A&L alumna Nikole Hannah-Jones wins Pulitzer Prize

Author: Dennis Brown

Nikole Hannah-Jones, a 1998 University of Notre Dame alumna and an investigative reporter for The New York Times Magazine, has won the 2020 Pulitzer Prize for commentary, journalism’s highest honor.

Hannah-Jones was recognized for her introductory essay to the newspaper’s landmark The 1619 Project, an ongoing and interactive series she created that focuses on the 400th anniversary of when enslaved Africans were first brought to what would become the United States.

The Pulitzer board called her work a “sweeping, deeply reported and personal essay,” and recognized its “prompting public conversation about the nation’s founding and evolution.” New York Times Executive Editor Dean Baquet called the project “one of the most ambitious acts of journalism in years.”

“The 1619 Project is the most important work of my life,” Hannah-Jones told the New York Times.

After majoring in history and Africana studies at Notre Dame, Hannah-Jones received a master’s degree from the University of North Carolina. After working for the Raleigh News and Observer, Oregonian, and ProPublica, she joined The New York Times in 2015.

Arts and Letters graduates have now won Pulitzer Prizes two years in a row, following political science and economics alumnus Carlos Lozada’s win in 2019. Lozada is the nonfiction book critic for the Washington Post and also teaches in the University’s Washington Program.

Hannah-Jones — a 2017 recipient of a fellowship from the John D. and Catherine T. MacArthur Foundation, commonly known as a “Genius Grant” — is also the founder of the Ida B. Wells Society for Investigative Reporting, an organization that strives to increase and retain reporters and editors of color working in investigative journalism.

In 2015, she produced three radio stories for This American Life illustrating how school desegregation can lessen the achievement gap between white children and students of color, but the political difficulty that comes with it often prevents school systems from further integrating.
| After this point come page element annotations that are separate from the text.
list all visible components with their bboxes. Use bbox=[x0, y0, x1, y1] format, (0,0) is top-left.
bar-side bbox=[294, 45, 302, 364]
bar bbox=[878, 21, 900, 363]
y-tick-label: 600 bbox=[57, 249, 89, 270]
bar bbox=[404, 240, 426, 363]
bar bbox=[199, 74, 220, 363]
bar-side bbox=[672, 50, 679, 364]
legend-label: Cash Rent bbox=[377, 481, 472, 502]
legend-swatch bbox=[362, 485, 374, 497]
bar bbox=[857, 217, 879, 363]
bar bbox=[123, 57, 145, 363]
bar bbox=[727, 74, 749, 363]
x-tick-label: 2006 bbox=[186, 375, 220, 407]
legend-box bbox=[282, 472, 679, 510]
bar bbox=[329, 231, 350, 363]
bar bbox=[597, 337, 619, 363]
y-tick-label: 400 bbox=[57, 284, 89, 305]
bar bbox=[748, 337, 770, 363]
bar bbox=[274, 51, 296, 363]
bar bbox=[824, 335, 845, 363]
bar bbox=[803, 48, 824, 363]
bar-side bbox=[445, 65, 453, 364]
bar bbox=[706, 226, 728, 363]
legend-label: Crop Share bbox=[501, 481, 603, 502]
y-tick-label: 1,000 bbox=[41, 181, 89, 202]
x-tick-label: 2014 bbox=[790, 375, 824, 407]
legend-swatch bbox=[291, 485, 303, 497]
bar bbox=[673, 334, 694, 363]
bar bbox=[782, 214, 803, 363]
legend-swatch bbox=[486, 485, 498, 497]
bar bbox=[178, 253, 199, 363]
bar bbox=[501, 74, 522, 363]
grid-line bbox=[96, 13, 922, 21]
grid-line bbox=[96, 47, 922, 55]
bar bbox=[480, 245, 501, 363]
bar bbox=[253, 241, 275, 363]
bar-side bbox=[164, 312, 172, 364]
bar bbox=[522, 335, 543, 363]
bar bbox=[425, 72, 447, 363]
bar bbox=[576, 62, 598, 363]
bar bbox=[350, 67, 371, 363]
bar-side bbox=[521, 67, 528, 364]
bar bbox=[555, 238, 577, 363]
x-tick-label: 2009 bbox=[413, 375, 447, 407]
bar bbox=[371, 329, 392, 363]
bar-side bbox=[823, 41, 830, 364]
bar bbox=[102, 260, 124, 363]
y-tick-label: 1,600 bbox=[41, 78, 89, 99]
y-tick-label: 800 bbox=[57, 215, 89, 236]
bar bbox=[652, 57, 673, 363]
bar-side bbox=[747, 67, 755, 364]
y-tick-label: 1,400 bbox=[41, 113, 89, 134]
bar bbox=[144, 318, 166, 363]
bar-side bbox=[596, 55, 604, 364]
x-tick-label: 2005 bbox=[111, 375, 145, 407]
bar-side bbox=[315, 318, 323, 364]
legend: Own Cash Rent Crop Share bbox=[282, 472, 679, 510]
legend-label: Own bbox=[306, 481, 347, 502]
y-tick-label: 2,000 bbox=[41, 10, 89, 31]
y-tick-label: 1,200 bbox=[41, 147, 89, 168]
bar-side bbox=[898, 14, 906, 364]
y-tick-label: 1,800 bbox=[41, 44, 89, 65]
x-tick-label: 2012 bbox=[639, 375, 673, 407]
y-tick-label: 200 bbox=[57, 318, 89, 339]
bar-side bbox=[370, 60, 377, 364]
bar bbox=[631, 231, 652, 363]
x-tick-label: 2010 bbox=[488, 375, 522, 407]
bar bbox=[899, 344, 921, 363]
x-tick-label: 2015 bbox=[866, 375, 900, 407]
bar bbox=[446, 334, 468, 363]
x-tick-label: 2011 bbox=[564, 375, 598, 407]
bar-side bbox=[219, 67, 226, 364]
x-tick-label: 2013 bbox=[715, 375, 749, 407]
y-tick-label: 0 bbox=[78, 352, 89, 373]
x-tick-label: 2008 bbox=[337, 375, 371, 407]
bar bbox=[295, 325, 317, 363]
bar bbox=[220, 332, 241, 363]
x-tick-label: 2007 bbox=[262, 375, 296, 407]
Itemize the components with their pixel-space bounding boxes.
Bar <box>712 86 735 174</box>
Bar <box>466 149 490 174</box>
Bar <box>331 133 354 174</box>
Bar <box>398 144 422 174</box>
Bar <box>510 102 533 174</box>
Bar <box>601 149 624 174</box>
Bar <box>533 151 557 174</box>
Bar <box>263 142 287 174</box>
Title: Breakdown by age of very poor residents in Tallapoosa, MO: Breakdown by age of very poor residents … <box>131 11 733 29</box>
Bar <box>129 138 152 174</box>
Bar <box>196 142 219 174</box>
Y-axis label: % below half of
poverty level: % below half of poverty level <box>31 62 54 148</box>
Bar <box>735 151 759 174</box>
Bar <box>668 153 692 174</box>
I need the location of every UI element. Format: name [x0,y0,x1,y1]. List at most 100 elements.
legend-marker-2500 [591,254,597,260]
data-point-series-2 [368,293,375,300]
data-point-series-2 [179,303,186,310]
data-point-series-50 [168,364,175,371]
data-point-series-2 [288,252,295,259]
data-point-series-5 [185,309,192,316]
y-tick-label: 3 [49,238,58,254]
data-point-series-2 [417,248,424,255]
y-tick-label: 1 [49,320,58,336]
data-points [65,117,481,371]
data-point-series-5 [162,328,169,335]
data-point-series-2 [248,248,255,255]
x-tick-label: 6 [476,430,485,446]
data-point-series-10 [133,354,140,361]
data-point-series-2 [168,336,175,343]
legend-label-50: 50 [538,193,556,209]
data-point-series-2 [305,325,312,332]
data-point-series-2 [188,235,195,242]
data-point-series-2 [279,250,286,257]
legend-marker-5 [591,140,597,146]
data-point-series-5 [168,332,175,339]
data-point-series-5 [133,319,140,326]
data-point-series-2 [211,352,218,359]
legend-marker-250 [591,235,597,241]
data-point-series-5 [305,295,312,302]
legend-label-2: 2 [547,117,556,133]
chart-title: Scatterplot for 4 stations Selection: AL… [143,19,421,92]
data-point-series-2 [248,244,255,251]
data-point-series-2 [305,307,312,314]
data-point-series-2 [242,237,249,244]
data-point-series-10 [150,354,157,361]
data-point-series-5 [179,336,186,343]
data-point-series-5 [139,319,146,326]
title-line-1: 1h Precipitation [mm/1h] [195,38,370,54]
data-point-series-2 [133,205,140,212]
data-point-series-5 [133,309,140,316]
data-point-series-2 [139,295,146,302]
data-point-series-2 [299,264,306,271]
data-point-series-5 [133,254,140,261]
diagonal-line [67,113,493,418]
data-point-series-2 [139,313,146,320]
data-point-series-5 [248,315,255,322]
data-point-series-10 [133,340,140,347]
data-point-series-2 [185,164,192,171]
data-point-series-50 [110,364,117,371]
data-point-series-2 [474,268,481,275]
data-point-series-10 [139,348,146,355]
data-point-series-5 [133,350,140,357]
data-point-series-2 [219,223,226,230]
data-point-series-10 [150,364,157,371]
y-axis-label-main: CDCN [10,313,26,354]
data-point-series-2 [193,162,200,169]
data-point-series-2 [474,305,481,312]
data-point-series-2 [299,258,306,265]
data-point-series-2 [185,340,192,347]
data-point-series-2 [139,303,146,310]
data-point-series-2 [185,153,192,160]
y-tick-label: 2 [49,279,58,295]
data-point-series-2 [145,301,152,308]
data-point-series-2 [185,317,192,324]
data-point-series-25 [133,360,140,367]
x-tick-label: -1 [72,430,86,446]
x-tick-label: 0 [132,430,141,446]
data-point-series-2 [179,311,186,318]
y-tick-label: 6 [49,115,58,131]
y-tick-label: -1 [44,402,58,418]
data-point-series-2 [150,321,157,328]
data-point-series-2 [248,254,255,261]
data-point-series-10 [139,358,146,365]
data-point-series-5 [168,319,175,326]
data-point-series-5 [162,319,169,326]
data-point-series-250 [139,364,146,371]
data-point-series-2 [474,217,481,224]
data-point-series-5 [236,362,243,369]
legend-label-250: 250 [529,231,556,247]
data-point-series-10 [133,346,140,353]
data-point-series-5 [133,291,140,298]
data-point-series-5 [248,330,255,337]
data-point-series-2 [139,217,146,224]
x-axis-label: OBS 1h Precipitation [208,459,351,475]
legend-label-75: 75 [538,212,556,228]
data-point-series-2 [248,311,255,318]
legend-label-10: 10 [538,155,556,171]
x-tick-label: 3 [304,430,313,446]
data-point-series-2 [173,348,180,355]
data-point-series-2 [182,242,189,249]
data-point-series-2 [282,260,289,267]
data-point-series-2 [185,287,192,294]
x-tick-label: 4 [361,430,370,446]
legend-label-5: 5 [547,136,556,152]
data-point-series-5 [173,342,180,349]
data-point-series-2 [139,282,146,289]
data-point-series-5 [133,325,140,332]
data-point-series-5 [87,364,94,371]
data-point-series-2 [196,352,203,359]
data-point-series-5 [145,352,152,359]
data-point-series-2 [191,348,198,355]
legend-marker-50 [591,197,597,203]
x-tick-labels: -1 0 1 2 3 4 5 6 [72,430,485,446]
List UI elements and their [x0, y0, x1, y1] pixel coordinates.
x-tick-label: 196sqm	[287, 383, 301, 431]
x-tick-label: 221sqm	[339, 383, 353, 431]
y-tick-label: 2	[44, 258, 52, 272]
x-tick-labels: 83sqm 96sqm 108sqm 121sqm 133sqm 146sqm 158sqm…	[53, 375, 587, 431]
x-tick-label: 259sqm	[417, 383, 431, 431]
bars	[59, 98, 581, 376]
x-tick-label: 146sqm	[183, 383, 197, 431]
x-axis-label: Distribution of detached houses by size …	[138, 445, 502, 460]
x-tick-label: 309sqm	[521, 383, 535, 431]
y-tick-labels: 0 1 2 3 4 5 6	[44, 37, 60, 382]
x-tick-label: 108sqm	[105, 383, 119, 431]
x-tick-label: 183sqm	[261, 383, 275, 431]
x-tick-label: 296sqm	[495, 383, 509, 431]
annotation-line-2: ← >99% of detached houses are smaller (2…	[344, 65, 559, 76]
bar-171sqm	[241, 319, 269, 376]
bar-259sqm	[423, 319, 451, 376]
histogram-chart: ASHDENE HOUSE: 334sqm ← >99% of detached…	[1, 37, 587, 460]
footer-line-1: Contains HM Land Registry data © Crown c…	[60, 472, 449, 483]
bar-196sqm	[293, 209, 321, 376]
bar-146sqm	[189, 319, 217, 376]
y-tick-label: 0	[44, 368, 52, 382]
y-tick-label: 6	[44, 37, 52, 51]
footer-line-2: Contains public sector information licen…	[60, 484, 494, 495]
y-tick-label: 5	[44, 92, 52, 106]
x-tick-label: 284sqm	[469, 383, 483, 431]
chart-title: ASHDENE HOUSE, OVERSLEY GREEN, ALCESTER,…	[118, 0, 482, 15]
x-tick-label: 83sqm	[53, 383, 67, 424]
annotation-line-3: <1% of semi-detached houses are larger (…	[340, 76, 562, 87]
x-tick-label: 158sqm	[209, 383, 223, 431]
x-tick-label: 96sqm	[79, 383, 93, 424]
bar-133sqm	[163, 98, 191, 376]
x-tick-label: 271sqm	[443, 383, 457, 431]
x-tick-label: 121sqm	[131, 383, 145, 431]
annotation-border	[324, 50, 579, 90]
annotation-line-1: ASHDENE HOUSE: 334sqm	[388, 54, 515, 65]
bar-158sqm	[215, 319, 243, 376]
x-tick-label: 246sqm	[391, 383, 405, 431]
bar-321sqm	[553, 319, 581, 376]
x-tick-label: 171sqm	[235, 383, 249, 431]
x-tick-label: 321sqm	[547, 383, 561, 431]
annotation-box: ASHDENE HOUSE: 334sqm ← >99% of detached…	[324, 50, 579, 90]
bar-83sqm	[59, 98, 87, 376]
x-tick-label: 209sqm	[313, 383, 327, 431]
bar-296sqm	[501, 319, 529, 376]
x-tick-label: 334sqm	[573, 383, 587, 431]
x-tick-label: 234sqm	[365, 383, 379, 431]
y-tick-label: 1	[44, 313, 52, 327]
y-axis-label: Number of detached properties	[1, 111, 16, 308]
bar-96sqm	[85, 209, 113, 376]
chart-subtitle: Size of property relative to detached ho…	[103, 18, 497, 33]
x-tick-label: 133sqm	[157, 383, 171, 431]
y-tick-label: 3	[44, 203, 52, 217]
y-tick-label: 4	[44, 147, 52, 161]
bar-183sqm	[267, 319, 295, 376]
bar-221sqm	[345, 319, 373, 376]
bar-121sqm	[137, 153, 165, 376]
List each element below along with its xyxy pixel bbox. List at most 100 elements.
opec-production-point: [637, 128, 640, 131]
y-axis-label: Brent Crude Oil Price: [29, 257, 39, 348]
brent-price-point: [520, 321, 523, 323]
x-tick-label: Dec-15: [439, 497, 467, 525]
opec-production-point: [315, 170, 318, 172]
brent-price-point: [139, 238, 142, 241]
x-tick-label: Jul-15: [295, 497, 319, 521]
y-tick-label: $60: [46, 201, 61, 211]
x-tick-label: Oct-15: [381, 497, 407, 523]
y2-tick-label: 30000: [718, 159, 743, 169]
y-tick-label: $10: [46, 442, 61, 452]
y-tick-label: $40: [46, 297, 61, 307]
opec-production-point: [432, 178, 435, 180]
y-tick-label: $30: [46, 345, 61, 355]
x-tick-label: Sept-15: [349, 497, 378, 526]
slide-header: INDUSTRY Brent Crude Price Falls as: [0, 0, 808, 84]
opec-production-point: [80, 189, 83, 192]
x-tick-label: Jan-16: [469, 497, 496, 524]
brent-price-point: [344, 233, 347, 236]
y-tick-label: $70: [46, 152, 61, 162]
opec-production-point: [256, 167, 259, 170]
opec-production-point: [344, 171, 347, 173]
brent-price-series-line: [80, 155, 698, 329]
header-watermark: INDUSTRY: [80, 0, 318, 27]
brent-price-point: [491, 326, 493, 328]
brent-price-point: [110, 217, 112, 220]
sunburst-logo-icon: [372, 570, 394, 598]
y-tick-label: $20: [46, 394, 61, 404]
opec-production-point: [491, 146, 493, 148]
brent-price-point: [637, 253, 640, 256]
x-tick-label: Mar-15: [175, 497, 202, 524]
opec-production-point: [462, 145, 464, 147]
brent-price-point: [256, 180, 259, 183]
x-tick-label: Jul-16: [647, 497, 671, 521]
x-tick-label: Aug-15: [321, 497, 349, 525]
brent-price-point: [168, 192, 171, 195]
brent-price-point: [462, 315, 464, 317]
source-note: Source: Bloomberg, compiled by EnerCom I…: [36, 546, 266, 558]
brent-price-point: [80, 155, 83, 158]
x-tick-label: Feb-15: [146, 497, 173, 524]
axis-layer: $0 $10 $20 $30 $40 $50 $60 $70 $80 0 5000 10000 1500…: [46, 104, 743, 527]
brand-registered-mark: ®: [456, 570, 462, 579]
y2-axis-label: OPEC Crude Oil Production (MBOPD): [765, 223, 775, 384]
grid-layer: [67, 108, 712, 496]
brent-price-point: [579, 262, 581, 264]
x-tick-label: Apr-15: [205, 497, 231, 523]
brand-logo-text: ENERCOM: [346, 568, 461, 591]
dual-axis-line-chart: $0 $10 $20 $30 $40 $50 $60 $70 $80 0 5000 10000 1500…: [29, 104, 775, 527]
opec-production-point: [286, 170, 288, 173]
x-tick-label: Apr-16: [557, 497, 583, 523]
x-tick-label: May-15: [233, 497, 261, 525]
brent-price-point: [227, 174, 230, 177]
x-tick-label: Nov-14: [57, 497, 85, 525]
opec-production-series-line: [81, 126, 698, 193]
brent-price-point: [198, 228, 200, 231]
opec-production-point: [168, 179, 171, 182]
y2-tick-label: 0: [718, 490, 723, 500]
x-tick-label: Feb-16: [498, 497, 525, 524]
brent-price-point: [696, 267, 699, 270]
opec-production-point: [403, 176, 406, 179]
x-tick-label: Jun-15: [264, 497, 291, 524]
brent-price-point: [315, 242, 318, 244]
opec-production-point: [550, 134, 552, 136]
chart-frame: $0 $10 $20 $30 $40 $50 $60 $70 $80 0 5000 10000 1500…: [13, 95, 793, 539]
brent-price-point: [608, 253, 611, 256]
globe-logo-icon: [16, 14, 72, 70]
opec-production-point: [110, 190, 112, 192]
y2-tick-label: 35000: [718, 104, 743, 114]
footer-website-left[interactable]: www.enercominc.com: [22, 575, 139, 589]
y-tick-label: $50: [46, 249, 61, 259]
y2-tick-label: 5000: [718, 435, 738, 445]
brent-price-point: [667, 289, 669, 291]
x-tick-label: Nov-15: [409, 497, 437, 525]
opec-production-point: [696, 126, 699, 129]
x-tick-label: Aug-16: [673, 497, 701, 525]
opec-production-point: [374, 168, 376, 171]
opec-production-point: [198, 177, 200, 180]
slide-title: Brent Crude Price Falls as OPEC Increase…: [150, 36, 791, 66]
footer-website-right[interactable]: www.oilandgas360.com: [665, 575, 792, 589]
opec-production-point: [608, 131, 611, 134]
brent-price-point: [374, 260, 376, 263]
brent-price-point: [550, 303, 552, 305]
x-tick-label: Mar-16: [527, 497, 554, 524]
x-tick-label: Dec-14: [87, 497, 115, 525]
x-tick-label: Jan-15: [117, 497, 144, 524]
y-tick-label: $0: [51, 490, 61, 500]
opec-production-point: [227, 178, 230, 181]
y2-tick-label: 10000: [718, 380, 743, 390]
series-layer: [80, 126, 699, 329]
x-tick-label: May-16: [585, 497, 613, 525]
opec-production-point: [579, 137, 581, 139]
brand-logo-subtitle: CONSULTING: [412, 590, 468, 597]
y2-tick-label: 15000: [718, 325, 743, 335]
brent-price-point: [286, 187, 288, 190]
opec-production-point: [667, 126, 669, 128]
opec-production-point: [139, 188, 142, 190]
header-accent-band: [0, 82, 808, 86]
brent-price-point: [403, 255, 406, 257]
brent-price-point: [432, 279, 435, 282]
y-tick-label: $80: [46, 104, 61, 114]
The series won a Peabody Award.

Her first-person New York Times Magazine article, “Worlds Apart: Choosing a School for My Daughter in a Segregated City,” won a 2017 National Magazine Award, and her story, “Segregation Now …” for The Atlantic was a finalist for the same prize in 2015.

Coincidentally, the Pulitzer board issued a special citation Monday to Wells, a trail-blazing African American investigative journalist, educator and civil rights champion in the late 19th and early 20th centuries. The Pulitzer Prizes have been presented annually since 1917 by Columbia University for excellence in journalism, books, music and drama.